Extreme Cruelty Waiver
An immigrant may also file for a waiver based on battery or extreme cruelty. Extreme cruelty includes physical violence and psychological and emotional abuse. Furthermore, federal regulations note that battery or extreme cruelty includes "acts that, in and of themselves, may not initially appear violent but are part of an overall pattern of violence." If an immigrant believes she may have suffered extreme cruelty, it is important for her to seek not only help with her immigration status but also assistance with her personal safety and well-being.


Good Faith Marriage Waiver
The good faith marriage waiver is different from the other two waivers, because it requires that the marriage be terminated as a prerequisite. Immigration law and USCIS policy both agree that such a waiver cannot be considered by USCIS until the divorce or annulment is final. However, in many states, finalizing a divorce takes several months. Many conditional residents who married in good faith, have found themselves in the midst of a divorce without a final decree at the time the petition to remove the condition was due. Until recently this meant that they were required to file two petitions. The first was a joint petition, and the second a good faith marriage waiver when the divorce was finalized.

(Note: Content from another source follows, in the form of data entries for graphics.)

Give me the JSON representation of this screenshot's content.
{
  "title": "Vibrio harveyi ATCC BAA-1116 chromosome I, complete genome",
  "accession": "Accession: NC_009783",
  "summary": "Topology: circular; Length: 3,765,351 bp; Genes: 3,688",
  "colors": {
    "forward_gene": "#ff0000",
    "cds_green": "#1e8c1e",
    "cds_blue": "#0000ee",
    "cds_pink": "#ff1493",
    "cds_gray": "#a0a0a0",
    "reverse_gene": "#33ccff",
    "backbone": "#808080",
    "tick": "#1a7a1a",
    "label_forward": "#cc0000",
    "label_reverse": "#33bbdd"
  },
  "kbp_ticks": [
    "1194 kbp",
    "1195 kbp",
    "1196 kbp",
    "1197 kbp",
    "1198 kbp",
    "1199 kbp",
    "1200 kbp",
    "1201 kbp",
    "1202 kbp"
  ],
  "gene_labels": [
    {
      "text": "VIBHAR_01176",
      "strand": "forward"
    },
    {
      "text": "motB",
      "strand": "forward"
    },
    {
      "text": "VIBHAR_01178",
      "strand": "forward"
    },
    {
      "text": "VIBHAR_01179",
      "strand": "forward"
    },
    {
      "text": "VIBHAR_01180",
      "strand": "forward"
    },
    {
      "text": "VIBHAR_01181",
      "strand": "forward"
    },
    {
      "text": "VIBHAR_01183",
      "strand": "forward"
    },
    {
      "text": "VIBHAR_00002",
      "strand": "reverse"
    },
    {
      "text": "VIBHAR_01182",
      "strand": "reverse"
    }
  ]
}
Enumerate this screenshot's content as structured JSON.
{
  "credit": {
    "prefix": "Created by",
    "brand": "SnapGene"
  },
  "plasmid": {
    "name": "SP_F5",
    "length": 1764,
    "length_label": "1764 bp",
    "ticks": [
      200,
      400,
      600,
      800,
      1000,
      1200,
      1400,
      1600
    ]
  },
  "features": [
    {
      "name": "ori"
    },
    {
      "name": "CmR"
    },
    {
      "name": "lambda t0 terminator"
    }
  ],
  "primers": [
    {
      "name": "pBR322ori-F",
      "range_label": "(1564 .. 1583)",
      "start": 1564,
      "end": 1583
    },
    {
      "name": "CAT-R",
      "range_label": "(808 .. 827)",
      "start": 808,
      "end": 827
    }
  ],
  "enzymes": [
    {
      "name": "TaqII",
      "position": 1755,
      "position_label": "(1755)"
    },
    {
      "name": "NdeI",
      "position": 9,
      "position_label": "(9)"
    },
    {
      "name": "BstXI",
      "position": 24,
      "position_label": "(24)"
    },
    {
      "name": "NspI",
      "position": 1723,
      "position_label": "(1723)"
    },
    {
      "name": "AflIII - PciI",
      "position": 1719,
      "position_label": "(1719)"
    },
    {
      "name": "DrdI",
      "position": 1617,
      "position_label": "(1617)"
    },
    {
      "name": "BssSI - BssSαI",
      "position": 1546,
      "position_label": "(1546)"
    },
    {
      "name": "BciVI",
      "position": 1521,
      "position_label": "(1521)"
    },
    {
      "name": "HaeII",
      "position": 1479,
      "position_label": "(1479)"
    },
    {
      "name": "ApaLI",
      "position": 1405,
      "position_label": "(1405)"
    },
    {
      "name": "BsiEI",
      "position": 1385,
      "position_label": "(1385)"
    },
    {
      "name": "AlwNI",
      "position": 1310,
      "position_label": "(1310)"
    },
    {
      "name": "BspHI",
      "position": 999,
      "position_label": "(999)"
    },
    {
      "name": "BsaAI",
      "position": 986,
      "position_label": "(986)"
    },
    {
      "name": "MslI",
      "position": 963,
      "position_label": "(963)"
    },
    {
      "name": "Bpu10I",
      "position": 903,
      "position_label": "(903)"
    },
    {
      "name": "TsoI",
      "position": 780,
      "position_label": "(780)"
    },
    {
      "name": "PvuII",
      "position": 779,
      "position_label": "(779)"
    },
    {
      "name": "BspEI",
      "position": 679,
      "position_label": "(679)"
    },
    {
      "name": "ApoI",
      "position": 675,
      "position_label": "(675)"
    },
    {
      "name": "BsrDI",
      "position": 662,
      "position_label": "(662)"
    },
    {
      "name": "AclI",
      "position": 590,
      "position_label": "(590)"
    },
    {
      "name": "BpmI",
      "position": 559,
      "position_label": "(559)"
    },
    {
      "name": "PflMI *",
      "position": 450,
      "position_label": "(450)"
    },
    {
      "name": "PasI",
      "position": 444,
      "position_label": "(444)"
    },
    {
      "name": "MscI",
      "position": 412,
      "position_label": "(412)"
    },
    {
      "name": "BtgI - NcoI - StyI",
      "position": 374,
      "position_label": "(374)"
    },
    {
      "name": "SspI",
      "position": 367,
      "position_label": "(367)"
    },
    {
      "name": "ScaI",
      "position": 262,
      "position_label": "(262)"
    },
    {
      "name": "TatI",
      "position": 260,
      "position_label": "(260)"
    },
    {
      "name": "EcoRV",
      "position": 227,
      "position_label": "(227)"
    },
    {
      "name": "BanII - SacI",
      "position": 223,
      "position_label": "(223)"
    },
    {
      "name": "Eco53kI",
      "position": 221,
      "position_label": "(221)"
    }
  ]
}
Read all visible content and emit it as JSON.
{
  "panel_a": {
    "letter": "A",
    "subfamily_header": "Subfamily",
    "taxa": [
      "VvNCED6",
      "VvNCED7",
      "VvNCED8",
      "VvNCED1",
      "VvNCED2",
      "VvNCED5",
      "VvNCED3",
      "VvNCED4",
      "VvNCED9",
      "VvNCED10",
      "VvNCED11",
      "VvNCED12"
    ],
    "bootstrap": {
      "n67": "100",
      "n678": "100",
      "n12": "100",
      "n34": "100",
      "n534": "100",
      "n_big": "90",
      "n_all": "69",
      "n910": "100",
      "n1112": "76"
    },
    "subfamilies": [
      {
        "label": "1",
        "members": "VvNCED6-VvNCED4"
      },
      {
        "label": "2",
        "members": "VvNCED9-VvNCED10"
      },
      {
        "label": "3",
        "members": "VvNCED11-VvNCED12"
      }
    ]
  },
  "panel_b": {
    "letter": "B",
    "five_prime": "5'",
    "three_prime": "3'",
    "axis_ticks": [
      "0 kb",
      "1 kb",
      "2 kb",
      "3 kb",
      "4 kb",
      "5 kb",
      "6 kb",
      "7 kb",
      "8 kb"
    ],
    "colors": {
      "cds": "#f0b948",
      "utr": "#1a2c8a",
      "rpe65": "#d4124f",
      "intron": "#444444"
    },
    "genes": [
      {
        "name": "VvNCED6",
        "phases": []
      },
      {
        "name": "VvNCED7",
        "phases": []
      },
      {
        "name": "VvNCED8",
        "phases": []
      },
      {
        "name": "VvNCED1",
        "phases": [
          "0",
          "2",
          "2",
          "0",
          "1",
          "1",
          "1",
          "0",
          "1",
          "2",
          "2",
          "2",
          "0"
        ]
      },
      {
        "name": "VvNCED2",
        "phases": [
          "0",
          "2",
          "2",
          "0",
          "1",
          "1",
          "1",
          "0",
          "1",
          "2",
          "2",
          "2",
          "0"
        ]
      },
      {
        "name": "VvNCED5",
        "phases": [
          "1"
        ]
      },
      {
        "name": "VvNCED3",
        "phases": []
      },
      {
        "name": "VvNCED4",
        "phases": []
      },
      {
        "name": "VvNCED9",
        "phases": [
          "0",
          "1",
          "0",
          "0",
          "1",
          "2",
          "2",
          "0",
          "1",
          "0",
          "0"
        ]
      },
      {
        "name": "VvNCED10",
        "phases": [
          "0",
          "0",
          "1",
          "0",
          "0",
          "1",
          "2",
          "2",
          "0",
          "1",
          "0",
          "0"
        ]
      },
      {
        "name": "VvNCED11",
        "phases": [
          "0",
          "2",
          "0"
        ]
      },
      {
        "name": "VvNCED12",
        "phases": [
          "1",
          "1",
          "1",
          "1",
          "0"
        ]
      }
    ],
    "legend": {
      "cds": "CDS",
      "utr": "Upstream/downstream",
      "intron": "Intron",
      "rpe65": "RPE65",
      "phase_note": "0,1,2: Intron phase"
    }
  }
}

The USCIS recently addressed this issue in a policy memorandum. The memo relayed guidance to USCIS adjudicators involving parties that are divorcing. Adjudicators are to request additional evidence to resolve issues and for the parties to provide a final divorce decree. The immigrant will be provided an 87-day response time. Once the divorce is received, the basis for removal of conditions will be converted to that of a good faith marriage waiver and the immigrant will not need to file a new petition.

Due to the complexities of removing the conditional status of permanent residency, especially where requests for waivers are required, conditional residents should consult knowledgeable and experienced immigration attorneys.